I've just finished reading "Caught", and a good thing it is too, because I've been neglecting my long-and-getting-longer list of urgent tasks in favour of curling up in the winter sunshine with this latest Harlan Coben.
Overall, this stand-alone novel deserves a 5 out of 5. It contains the usual magic ingredients: a protagonist you want to root for (and if you're a man from Down Under, you probably want to root her, too), snappy dialogue with that unique HC rhythm, pace for Africa, gritty realism of parental emotions, moral dilemmas to mull over long after the last page is turned and a f-ing good plot.
Mind you, sometimes a writer has to have enough reader cred to get away with a plot like this one. With a lesser writer, I'd be screaming But-what-about-the-fact-that-Wendy-managed-to... and Why-doesn't-Hester-simply-tell-him-to-write-an-anonymous-letter-to-the-cops-with-the-exact... and Yo-have-you-forgotten-the-timeline-question. Not to mention (OK, to mention) my personal darling: NOW-you-expect-us-to-buy-the-trophy-theory????
So. A lesser writer, I'd be reading with my eyebrow cocked. Because it's Coben, though, I just read, giving him my full trust that all the niggles will be tied up at the end. Which they are. This book is a perfect example of "nothing is as it seems". A marvellous job.
I know he says he doesn't plan the stuff in-between the beginning and the end, but I still wonder whether this complex plot was designed or resulted from being written into a corner and having to twist the ways out.

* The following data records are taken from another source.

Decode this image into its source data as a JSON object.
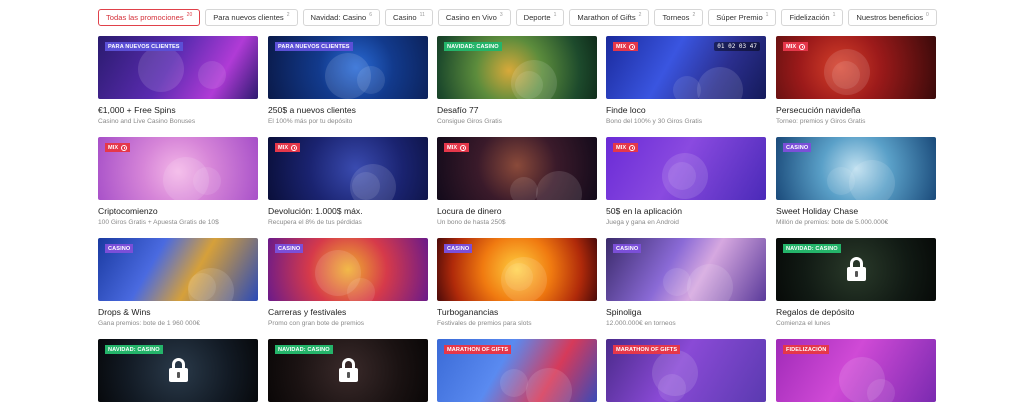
{
  "filters": [
    {
      "label": "Todas las promociones",
      "count": "20",
      "active": true
    },
    {
      "label": "Para nuevos clientes",
      "count": "2"
    },
    {
      "label": "Navidad: Casino",
      "count": "6"
    },
    {
      "label": "Casino",
      "count": "11"
    },
    {
      "label": "Casino en Vivo",
      "count": "3"
    },
    {
      "label": "Deporte",
      "count": "1"
    },
    {
      "label": "Marathon of Gifts",
      "count": "2"
    },
    {
      "label": "Torneos",
      "count": "2"
    },
    {
      "label": "Súper Premio",
      "count": "1"
    },
    {
      "label": "Fidelización",
      "count": "1"
    },
    {
      "label": "Nuestros beneficios",
      "count": "0"
    }
  ],
  "colors": {
    "accent": "#e0414a",
    "tag_new_clients": "#5b4fd6",
    "tag_christmas": "#24b46a",
    "tag_mix": "#e5374a",
    "tag_casino": "#7b4fd8",
    "tag_marathon": "#e5374a",
    "tag_loyalty": "#e5374a"
  },
  "promotions": [
    {
      "tag": "PARA NUEVOS CLIENTES",
      "tag_type": "new",
      "title": "€1,000 + Free Spins",
      "subtitle": "Casino and Live Casino Bonuses",
      "bg": "linear-gradient(120deg,#2a1b6e 0%,#5a2bb0 45%,#b03bd6 75%,#2d1a70 100%)",
      "icon": "slot-machine-art",
      "locked": false
    },
    {
      "tag": "PARA NUEVOS CLIENTES",
      "tag_type": "new",
      "title": "250$ a nuevos clientes",
      "subtitle": "El 100% más por tu depósito",
      "bg": "radial-gradient(circle at 55% 50%,#2a6bd6 0%,#123a8c 40%,#0a1a4a 100%)",
      "icon": "soccer-ball-art",
      "locked": false
    },
    {
      "tag": "NAVIDAD: CASINO",
      "tag_type": "christmas",
      "title": "Desafío 77",
      "subtitle": "Consigue Giros Gratis",
      "bg": "radial-gradient(circle at 45% 55%,#d8a93a 0%,#5c8c3c 35%,#1d4a2c 75%,#0f2b1a 100%)",
      "icon": "gift-box-art",
      "locked": false
    },
    {
      "tag": "MIX",
      "tag_type": "mix",
      "title": "Finde loco",
      "subtitle": "Bono del 100% y 30 Giros Gratis",
      "bg": "linear-gradient(120deg,#1a2a9c 0%,#3a55e0 40%,#2b2f8f 70%,#141a5a 100%)",
      "icon": "slot-777-art",
      "locked": false,
      "extra": "01 02 03 47"
    },
    {
      "tag": "MIX",
      "tag_type": "mix",
      "title": "Persecución navideña",
      "subtitle": "Torneo: premios y Giros Gratis",
      "bg": "radial-gradient(circle at 40% 50%,#d6402a 0%,#9c1a1a 40%,#3a0a0a 100%)",
      "icon": "santa-art",
      "locked": false
    },
    {
      "tag": "MIX",
      "tag_type": "mix",
      "title": "Criptocomienzo",
      "subtitle": "100 Giros Gratis + Apuesta Gratis de 10$",
      "bg": "radial-gradient(circle at 50% 55%,#f4b7e8 0%,#d685d8 40%,#a64fc8 100%)",
      "icon": "crypto-coins-art",
      "locked": false
    },
    {
      "tag": "MIX",
      "tag_type": "mix",
      "title": "Devolución: 1.000$ máx.",
      "subtitle": "Recupera el 8% de tus pérdidas",
      "bg": "radial-gradient(circle at 55% 50%,#3a4bb0 0%,#1a2370 50%,#0a0f3a 100%)",
      "icon": "roulette-art",
      "locked": false
    },
    {
      "tag": "MIX",
      "tag_type": "mix",
      "title": "Locura de dinero",
      "subtitle": "Un bono de hasta 250$",
      "bg": "radial-gradient(circle at 50% 45%,#8a4a3a 0%,#3a1a2a 45%,#120a1a 100%)",
      "icon": "woman-cards-art",
      "locked": false
    },
    {
      "tag": "MIX",
      "tag_type": "mix",
      "title": "50$ en la aplicación",
      "subtitle": "Juega y gana en Android",
      "bg": "linear-gradient(120deg,#6a2bd6 0%,#8a4ae0 45%,#4a2ab8 100%)",
      "icon": "smartphone-art",
      "locked": false
    },
    {
      "tag": "CASINO",
      "tag_type": "casino",
      "title": "Sweet Holiday Chase",
      "subtitle": "Millón de premios: bote de 5.000.000€",
      "bg": "radial-gradient(circle at 50% 50%,#c0e0f0 0%,#5aa0c8 40%,#1a4a7a 100%)",
      "icon": "santa-elf-art",
      "locked": false
    },
    {
      "tag": "CASINO",
      "tag_type": "casino",
      "title": "Drops & Wins",
      "subtitle": "Gana premios: bote de 1 960 000€",
      "bg": "linear-gradient(120deg,#1a3aa0 0%,#4a6ae0 35%,#d6a03a 60%,#2a4ab8 100%)",
      "icon": "mermaid-art",
      "locked": false
    },
    {
      "tag": "CASINO",
      "tag_type": "casino",
      "title": "Carreras y festivales",
      "subtitle": "Promo con gran bote de premios",
      "bg": "radial-gradient(circle at 50% 50%,#f0b030 0%,#d63a4a 45%,#6a1a8a 100%)",
      "icon": "jester-art",
      "locked": false
    },
    {
      "tag": "CASINO",
      "tag_type": "casino",
      "title": "Turboganancias",
      "subtitle": "Festivales de premios para slots",
      "bg": "radial-gradient(circle at 50% 50%,#ffd040 0%,#f07a10 40%,#b02a0a 75%,#4a0a0a 100%)",
      "icon": "fire-art",
      "locked": false
    },
    {
      "tag": "CASINO",
      "tag_type": "casino",
      "title": "Spinoliga",
      "subtitle": "12.000.000€ en torneos",
      "bg": "linear-gradient(120deg,#3a2a6a 0%,#8a6ad6 40%,#d6a8e0 60%,#5a3a9a 100%)",
      "icon": "zeus-athena-art",
      "locked": false
    },
    {
      "tag": "NAVIDAD: CASINO",
      "tag_type": "christmas",
      "title": "Regalos de depósito",
      "subtitle": "Comienza el lunes",
      "bg": "radial-gradient(circle at 50% 50%,#2a3a2a 0%,#111a14 60%,#070a08 100%)",
      "icon": "lock-icon",
      "locked": true
    },
    {
      "tag": "NAVIDAD: CASINO",
      "tag_type": "christmas",
      "title": "",
      "subtitle": "",
      "bg": "radial-gradient(circle at 50% 50%,#2a3a4a 0%,#121a24 60%,#07090c 100%)",
      "icon": "lock-icon",
      "locked": true
    },
    {
      "tag": "NAVIDAD: CASINO",
      "tag_type": "christmas",
      "title": "",
      "subtitle": "",
      "bg": "radial-gradient(circle at 50% 50%,#3a2a2a 0%,#1a1212 60%,#0a0707 100%)",
      "icon": "lock-icon",
      "locked": true
    },
    {
      "tag": "MARATHON OF GIFTS",
      "tag_type": "marathon",
      "title": "",
      "subtitle": "",
      "bg": "linear-gradient(120deg,#3a6ad6 0%,#5a8af0 40%,#d63a5a 70%,#3a4ab8 100%)",
      "icon": "gift-tower-art",
      "locked": false
    },
    {
      "tag": "MARATHON OF GIFTS",
      "tag_type": "marathon",
      "title": "",
      "subtitle": "",
      "bg": "linear-gradient(120deg,#4a2a8a 0%,#8a4ad6 45%,#5a3ab0 100%)",
      "icon": "mystery-box-art",
      "locked": false
    },
    {
      "tag": "FIDELIZACIÓN",
      "tag_type": "loyalty",
      "title": "",
      "subtitle": "",
      "bg": "linear-gradient(120deg,#a02ab8 0%,#d04ad6 45%,#7a2ab0 100%)",
      "icon": "piggy-bank-art",
      "locked": false
    }
  ]
}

As a huge Win fan, I welcomed his cameo appearance in this non Myron-B book. Again, I can't help wondering how that came about, whether the author sat there with writer's block one morning, forcing himself to type in something, anything, already excited by the idea of his next book and throughly sick of this one....
Hard to imagine being sick of "Caught". I'm planning to read it again. Soon.